Electric scooter maker Segway-Ninebot won approval Friday for an initial public offering (IPO) on China’s new Nasdaq-style high-tech STAR Market with a plan to raise more than 2 billion yuan ($293 million).
Registered in the Cayman Islands, the Beijing-based company will become the first foreign-registered enterprise with a variable-interest entity (VIE) structure to sell Chinese Depository Receipts (CDRs) on China’s A-share market. Foreign companies use VIE structures to avoid Chinese restrictions on foreign direct investment in certain industries.
Ninebot plans to issue as many as 7.04 million A shares to its custodian bank, Industrial and Commercial Bank of China, which would then sell the company’s CDRs at a ratio of 10 CDRs to one ordinary share, according to the prospectus. CDRs are shares of non-Chinese companies that trade in China in the same way that American Depositary Receipts (ADRs) allow non-U.S. companies to float shares on American exchanges.
The electric scooter maker has plans to launch a robot delivery service through a WeChat small program or an app, which is a value-added telecom business subject to restrictions on foreign direct investment. Ninebot set up the VIE structure to avoid such restrictions.
Under a VIE structure, an overseas-registered company is set up to list on overseas bourses and uses contracts to control mainland-based units that hold most of their valuable assets, including licenses. The Shanghai Stock Exchange’s STAR Market is a testing ground for acceptance of companies with VIE structures.
Even though the company’s name indicates it’s a robot maker, Ninebot’s main products are electric scooters. Ninebot acquired American personal-transporter manufacturer Segway in 2015 and is now the world’s largest supplier of electric scooters.

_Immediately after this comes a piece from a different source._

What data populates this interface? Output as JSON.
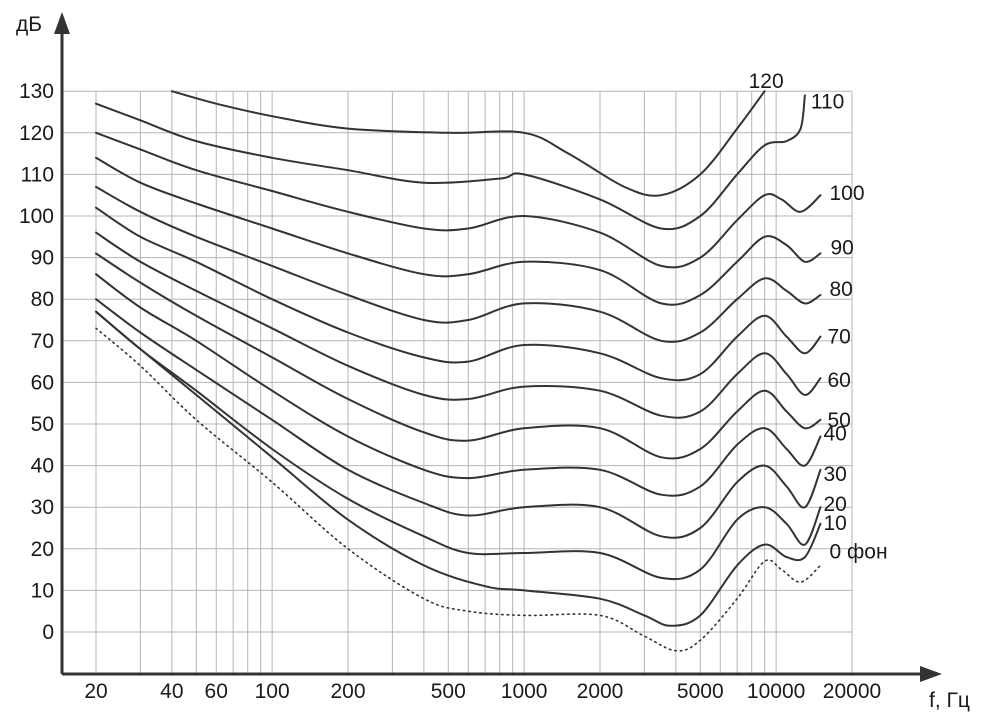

At a listing review meeting Friday, the review committee of the Shanghai Stock Exchange’s STAR Market required the company to take further measures to eliminate any misrepresentation of the company’s name and make sure its name and abbreviation accurately reflect the nature of the business. The review committee also asked Ninebot to take further measures to remove any loopholes in investor protections in its VIE structure.
Ninebot is backed by Chinese electronics giant Xiaomi, venture capital firm Sequoia China, Intel Corp., Singapore’s sovereign wealth fund and China Mobile Innovation Industry Fund. It has long been seen as one of the strongest candidates for a listing on the new board.
Xiaomi is also one of Ninebot’s key clients. Related-party sales to Xiaomi accounted for more than half of Ninebot’s revenue in 2019. The company has yet to turn a profit, recording a net loss of 459 million yuan in 2019. The listing review committee didn’t question the company’s related-party sales but required it to disclose its market share and explain its competitiveness.
A previous version of this story gave the incorrect number of A shares that Segway-Ninebot planned to issue. It planned to issue about 7.04 million of the shares.